# Thread: Trig. Identity Proof: Sin2X CotX- 2Sin^2X = 2 Cos2X ...?

1. ## Trig. Identity Proof: Sin2X CotX- 2Sin^2X = 2 Cos2X ...?

Hello everyone. I am new to this site.

Now, here is the situation. I am in 11th grade math III, and we started Trig. Identities recently. I am having some problems with Trig. Identity Proofs.

I watched a "Math Tutor" DVD about it, and they said: "You can treat Trig. Identity Proofs like an equation, because of the equal sign." And thus, they worked the problem on both sides of the equal sign.

However, my math teacher told me: "NO, Andrew. You can absolutely canNOT work on both sides of a Trig.
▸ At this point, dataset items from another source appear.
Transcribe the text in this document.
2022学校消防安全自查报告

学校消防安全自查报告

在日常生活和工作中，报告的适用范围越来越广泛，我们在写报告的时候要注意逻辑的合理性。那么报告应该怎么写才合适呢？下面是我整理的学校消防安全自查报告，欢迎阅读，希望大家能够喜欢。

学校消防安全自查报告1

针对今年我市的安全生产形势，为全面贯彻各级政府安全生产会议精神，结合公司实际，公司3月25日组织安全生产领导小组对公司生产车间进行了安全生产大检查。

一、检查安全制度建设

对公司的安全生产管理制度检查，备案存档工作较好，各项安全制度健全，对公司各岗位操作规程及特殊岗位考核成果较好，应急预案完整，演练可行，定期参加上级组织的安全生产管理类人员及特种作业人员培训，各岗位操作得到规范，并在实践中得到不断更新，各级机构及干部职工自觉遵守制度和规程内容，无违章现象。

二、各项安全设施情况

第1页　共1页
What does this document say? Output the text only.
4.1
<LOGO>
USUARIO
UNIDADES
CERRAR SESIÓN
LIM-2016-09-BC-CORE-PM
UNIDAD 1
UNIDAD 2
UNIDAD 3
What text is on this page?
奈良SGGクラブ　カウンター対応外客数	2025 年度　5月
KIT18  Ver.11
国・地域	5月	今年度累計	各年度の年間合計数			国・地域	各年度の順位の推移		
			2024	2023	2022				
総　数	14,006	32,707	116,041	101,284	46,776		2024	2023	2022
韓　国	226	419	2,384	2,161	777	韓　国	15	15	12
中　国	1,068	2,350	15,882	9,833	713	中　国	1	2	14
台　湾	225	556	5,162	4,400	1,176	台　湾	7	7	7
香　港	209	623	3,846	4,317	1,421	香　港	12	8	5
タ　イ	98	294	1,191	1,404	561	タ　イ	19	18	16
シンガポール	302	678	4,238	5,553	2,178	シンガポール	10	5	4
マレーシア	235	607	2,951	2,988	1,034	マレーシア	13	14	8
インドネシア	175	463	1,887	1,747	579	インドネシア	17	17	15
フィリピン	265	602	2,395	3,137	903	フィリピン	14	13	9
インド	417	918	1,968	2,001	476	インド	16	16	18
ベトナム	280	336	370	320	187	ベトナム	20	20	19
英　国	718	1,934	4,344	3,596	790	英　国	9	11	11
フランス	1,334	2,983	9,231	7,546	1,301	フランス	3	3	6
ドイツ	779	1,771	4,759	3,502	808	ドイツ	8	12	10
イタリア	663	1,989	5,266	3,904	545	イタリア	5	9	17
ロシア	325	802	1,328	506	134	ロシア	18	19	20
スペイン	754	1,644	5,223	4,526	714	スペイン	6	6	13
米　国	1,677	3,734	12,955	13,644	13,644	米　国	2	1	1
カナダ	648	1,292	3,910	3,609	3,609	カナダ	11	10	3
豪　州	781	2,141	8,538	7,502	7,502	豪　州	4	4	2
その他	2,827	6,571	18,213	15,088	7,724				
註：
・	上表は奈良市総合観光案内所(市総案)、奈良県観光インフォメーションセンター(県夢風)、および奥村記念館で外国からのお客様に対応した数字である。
Identity proof!" ...Thus, my homework was all wrong...

She told me to leave the simpler side alone and to work the "complicated side".

Could someone help me with this one problem?
I got it started and am stuck.

"Prove this statement is an Identity for all values of the angle for which the expressions are defined"

Sin2X CotX- 2Sin^2X = 2 Cos2X

Sin 2 X (1/Tan X)- 2 Sin^2X
-1 Sin X (1/Tan X)

Did I at least start it out right? Hopefully, I did!
Please try to help explain this to me...

2. The thing with trigonometric identities is that you can work both sides as long as they generally don't interfere with each other.

$\displaystyle \sin (2x) \cot (x) - 2\sin^{2} (x) = 2\cos (2x)$ ?

Looking at the sin(2x)cot(x), convert everything into terms of sinx and cosx (this trick generally puts you in the right direction for most of these identities that you will encounter):
$\displaystyle \text{Left Hand Side} = \underbrace{\left(2\sin (x) \cos (x) \right)}_{\sin (2x)} \cdot \left( \frac{\cos x}{\sin x}\right) - 2\sin^{2} (x)$

Notice what cancels? The sin x does. So:
$\displaystyle \text{LHS} = 2\cos^{2} x - 2\sin^{2} x = 2\left(\cos^{2} x - \sin^{2} x \right)$ (Look familiar ?)

3. Thank you very much for the help!

I appreciate it.

4. Hello, mroats!

Welcome aboard!

$\displaystyle \sin2x\cot x - 2\sin^2\!x \;=\;2\cos2x$
We need a few basic identities:
. . $\displaystyle \sin2\theta \:=\:2\sin\theta\cos\theta \qquad\quad \cot\theta \:=\:\frac{\cos\theta}{\sin\theta} \qquad\quad \cos2\theta \:=\:\cos^2\!\theta - \sin^2\!\theta$

$\displaystyle \text{The left side is: }\;\underbrace{\sin2x}_{\swarrow\;\;}\underbrace{\ cot x}_{\;\;\searrow} - 2\sin^2\!x$
. . . . . $\displaystyle = \;(2\sin x\cos x)\left(\frac{\cos x}{\sin x}\right) - 2\sin^2\!x$

. . . . . $\displaystyle = \;2\cos^2\!x - 2\sin^2\!x$

. . . . . $\displaystyle =\;2\underbrace{(\cos^2\!x - \sin^2\!x)}$

. . . . . $\displaystyle = \qquad\; 2\overbrace{\cos2x}$

5. Thank you for expanding soroban! =)